POST DATE | 03 November 2024
Politik berasal dari kata politiek (Belanda) dan politics (Inggris), dan keduanya bersumber dari kata politika (Yunani) –yang berhubungan dengan negara) dengan akar katanya polites (warga negara) dan polis (negara kota). Secara etimologi kata “politik” masih berhubungan dengan policy (kebijakan). Karena itu politik dapat dipahami sebagai proses pembentukan dan pembagian kekuasaan dalam masyarakat yang antara lain berwujud proses pembuatan keputusan, khususnya dalam negara (KBBI, 2008).
Buyung Syukron (2022) mengatakan banyak persepsi jika frase politik itu “jorok”, Politik itu “kotor”, Politik itu “Jahat”, Politik itu “kejam”, dan masih banyak frase-frase lainnya yang menggambarkan betapa politik dengan segala fenomena yang ada di dalamnya, masih diasumsikan sebagai sebuah aktifitas, gerakan ataupun kontestasi yang berkonotasi negatif.

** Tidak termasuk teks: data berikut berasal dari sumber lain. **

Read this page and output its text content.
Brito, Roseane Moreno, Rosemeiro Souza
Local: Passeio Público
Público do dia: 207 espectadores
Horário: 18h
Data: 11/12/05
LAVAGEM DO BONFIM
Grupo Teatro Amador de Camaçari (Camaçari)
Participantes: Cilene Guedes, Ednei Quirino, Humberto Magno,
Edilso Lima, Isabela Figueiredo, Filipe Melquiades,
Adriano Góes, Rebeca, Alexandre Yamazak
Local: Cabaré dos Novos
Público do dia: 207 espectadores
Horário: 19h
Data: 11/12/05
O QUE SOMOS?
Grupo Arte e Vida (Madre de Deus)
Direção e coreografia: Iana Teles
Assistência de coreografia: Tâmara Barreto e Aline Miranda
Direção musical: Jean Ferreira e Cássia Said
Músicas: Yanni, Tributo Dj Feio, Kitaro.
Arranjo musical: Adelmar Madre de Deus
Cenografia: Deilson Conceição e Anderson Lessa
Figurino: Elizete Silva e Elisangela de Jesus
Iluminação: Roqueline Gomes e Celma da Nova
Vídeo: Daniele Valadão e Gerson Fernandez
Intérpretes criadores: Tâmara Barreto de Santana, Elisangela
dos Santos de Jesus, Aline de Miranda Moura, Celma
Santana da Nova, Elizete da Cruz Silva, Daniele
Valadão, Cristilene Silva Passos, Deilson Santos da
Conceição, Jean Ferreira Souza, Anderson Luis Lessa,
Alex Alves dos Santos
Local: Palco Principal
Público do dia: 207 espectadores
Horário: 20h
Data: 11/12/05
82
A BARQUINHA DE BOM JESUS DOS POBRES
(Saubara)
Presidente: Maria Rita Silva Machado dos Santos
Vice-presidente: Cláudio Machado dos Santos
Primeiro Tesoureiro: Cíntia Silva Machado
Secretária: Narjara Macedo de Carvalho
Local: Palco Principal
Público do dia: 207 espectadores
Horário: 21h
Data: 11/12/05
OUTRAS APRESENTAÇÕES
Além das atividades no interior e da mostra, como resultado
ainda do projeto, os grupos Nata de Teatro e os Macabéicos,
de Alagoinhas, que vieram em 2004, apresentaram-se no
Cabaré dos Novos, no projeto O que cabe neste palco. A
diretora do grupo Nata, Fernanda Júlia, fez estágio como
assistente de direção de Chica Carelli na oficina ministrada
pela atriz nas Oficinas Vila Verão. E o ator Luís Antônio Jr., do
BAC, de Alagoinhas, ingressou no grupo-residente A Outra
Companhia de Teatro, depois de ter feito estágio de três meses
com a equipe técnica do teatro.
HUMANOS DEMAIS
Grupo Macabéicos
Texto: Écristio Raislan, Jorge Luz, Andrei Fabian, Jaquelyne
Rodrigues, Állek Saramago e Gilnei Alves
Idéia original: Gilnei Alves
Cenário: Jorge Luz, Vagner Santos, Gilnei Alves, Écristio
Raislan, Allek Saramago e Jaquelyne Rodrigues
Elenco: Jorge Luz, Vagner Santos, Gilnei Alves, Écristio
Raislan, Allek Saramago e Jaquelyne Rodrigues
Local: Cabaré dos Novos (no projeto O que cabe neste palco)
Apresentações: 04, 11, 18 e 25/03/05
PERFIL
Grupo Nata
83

Sedemikian buruk persepsi politik dimata publik, sehingga ketika ada kontestasi atau suksesi kepemimpinan ada ungkapan siapapun presiden, gubernur, wali kota/bupatinya, sebagai warga kita tetap cari uang sendiri, tetap cari makan sendiri, tetap cari kehidupan sendiri. Jadi, buat apa datang ke tempat pemungutan suara (TPS) ikutan coblosan?
Kalau itu bingkainya, kata Boy Candra (2024) “Ya, memang. Fungsi presiden, gubernur, wali kota/bupati, memang bukan buat ngasih makan semua warga. Presiden itu berfungsi memastikan kebijakan-kebijakan yang ia buat berpihak pada rasa aman dan nyaman warga dalam mencari uang, makan dan kehidupan masing-masing.” Cukup miris melihat orang-orang yang sudah terlanjur skeptis melihat politik dan menganggapnya tidak ada kaitannya dengan kehidupan sehari-hari (Deni Kurniawan, 2024).
Bagi Faisal Reza (2019) publik sudah telanjur berpendapat bahwa politik itu kotor dan harus dijauhi. Tak salah jika anggapan seperti itu membuat publik sangat apatis, apriori (benci), dan alergi dengan politik dan segala sesuatu yang berhubungan dengannya. Hal itu mungkin terjadi karena secara faktual perilaku politik selama ini selalu menunjukkan gejala yang buruk.
Orang-orang yang terlibat didalamnya dapat bergeser orientasi politiknya menjadi politik imperialis, berkhianat, korupsi dan bertindak semena-mena. Apalagi, setelah panggung politik dunia dirasuki politik Machiavelli yang menghalalkan segala cara, sehingga semakin dalam kebencian orang-orang terhadap politik.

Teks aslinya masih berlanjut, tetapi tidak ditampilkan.